While many brick-and-mortar businesses around Manhattan remained closed on Monday, 25 vendors trudged out to Union Square and set up shop after being closed from noon Saturday to Monday morning. Some drove for hours, skirting flooded roadways, to recoup at least some sales.
Ed Huff, 60, of the Central Valley Farm in Hunterdon County, N.J., was advertising sales on mozzarella cheese and heirloom tomatoes on Monday morning in an effort to bring in customers and get rid of his stock.
“This stuff is very perishable,” Huff said, “so if I don’t get down here, I lose it.”
Huff said his farm in central New Jersey suffered some damage because of the storm, although none of it was structural.
“We had some loss,” he said. “It could have been worse.”
Business was a little slow at his stand on Monday, but Huff said he was hopeful foot traffic would pick up around lunchtime. He was planning to stick around until about 7 p.m. to sell as much as he could.
Wade Karlin, of P.E. & D.D. Seafood, said several of his Saturday regulars had stopped by to choose from his assortment of swordfish, tuna, flounder, scallops and mussels.
Karlin, who lives in Mattituck, N.Y., said he went fishing on Saturday before the storm, then steered his boats to a marina and hauled them out of the water before Irene hit.
“Me and my two faithful pussy cats were able to watch the docks,” said Karlin, who turns 45 on Tuesday.
Karlin said he lost power in the storm, but the boats came through it unscathed.
“We’re OK,” he said, “just glad that we’re able to sell some stuff.”
Roughly 12 regular vendors didn’t show up on Monday, leaving the area around Union Square pocked with a few vacant spaces, Hughes said. He assumed damage to their farms or homes had kept them away.
“I’m delighted today because we have a greenmarket,” said David Hughes, 40, operations manager of the Union Square Greenmarket.
Irene also left limbs and debris strewn around Union Square Park, Hughes said, and Con Edison had used Union Square as a staging area throughout the storm.
“So it was choked with vehicles,” Hughes said. “We weren’t sure if they were going to leave.”
By Monday, the Con Ed trucks had dispersed. Crews working in the Union Square Park lawn were raking up piles of leaves, not limbs. And the trains—which play a crucial role in ferrying customers to the market—were up and running.

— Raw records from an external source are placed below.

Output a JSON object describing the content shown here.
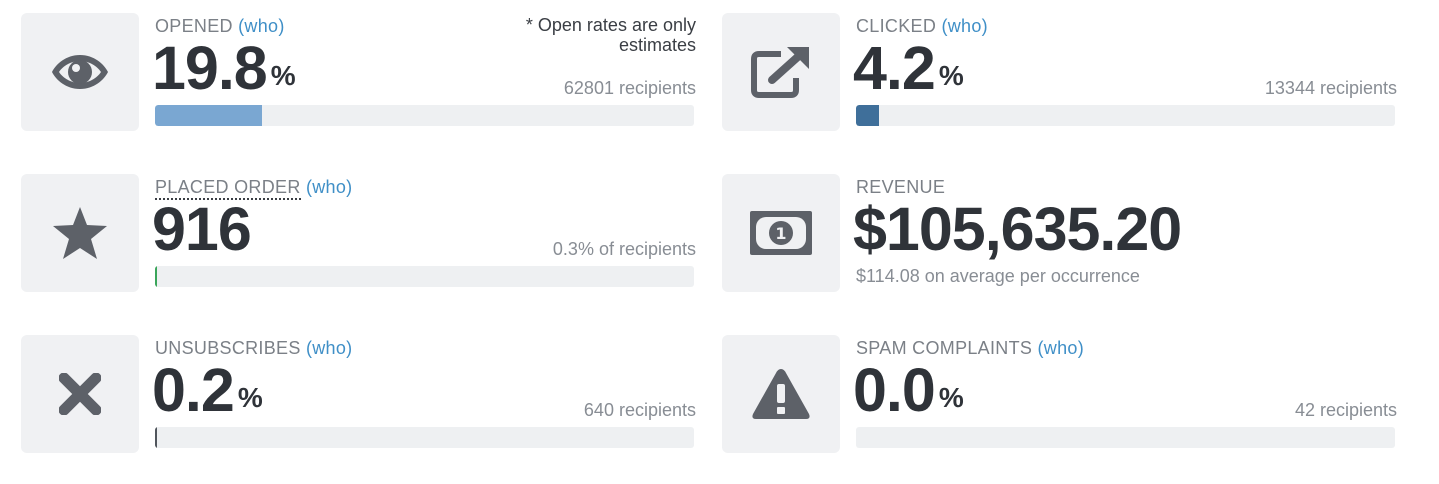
{
  "cards": {
    "opened": {
      "label": "OPENED",
      "who": "(who)",
      "value": "19.8",
      "unit": "%",
      "note": "* Open rates are only estimates",
      "recipients": "62801 recipients",
      "bar_percent": 19.8,
      "bar_color": "#7aa7d2",
      "icon": "eye-icon"
    },
    "clicked": {
      "label": "CLICKED",
      "who": "(who)",
      "value": "4.2",
      "unit": "%",
      "recipients": "13344 recipients",
      "bar_percent": 4.2,
      "bar_color": "#3f6f9a",
      "icon": "external-link-icon"
    },
    "placed_order": {
      "label": "PLACED ORDER",
      "who": "(who)",
      "value": "916",
      "recipients": "0.3% of recipients",
      "bar_percent": 0.3,
      "bar_color": "#3aa55a",
      "icon": "star-icon"
    },
    "revenue": {
      "label": "REVENUE",
      "value": "$105,635.20",
      "average": "$114.08 on average per occurrence",
      "icon": "money-icon"
    },
    "unsubscribes": {
      "label": "UNSUBSCRIBES",
      "who": "(who)",
      "value": "0.2",
      "unit": "%",
      "recipients": "640 recipients",
      "bar_percent": 0.2,
      "bar_color": "#50555c",
      "icon": "close-icon"
    },
    "spam_complaints": {
      "label": "SPAM COMPLAINTS",
      "who": "(who)",
      "value": "0.0",
      "unit": "%",
      "recipients": "42 recipients",
      "bar_percent": 0.0,
      "bar_color": "#50555c",
      "icon": "warning-icon"
    }
  }
}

Consider Bardwell Farm, based in West Pawlet, Vt., was already waterlogged before Hurricane Irene pummeled the area with even more rain, said Poul Price, 32, who was manning the farm’s booth at the Union Square Greenmarket.
Price said he wasn’t sure how the farm, which specializes in farmstead goats’ milk and artisan cows’ milk cheeses, had fared in the storm. But bad weather forced the farm to miss five farmers' markets over the weekend.
Price froze his fresh cheeses, which have a one-week shelf life, so they wouldn’t go bad and set up his booth in Union Square on Monday to salvage what business he could.
“The only thing I can do now is try to make as much money as I can,” said Price, who rode out the storm from his home in Greenpoint, Brooklyn.
As part of his money-making strategy, Price was holding a “tropical storm” sale on 5-ounce packages of goats’ milk cheese, charging just $4 instead of the normal price of $6.
“It was a hurricane special, but it got downgraded,” Price said with a laugh.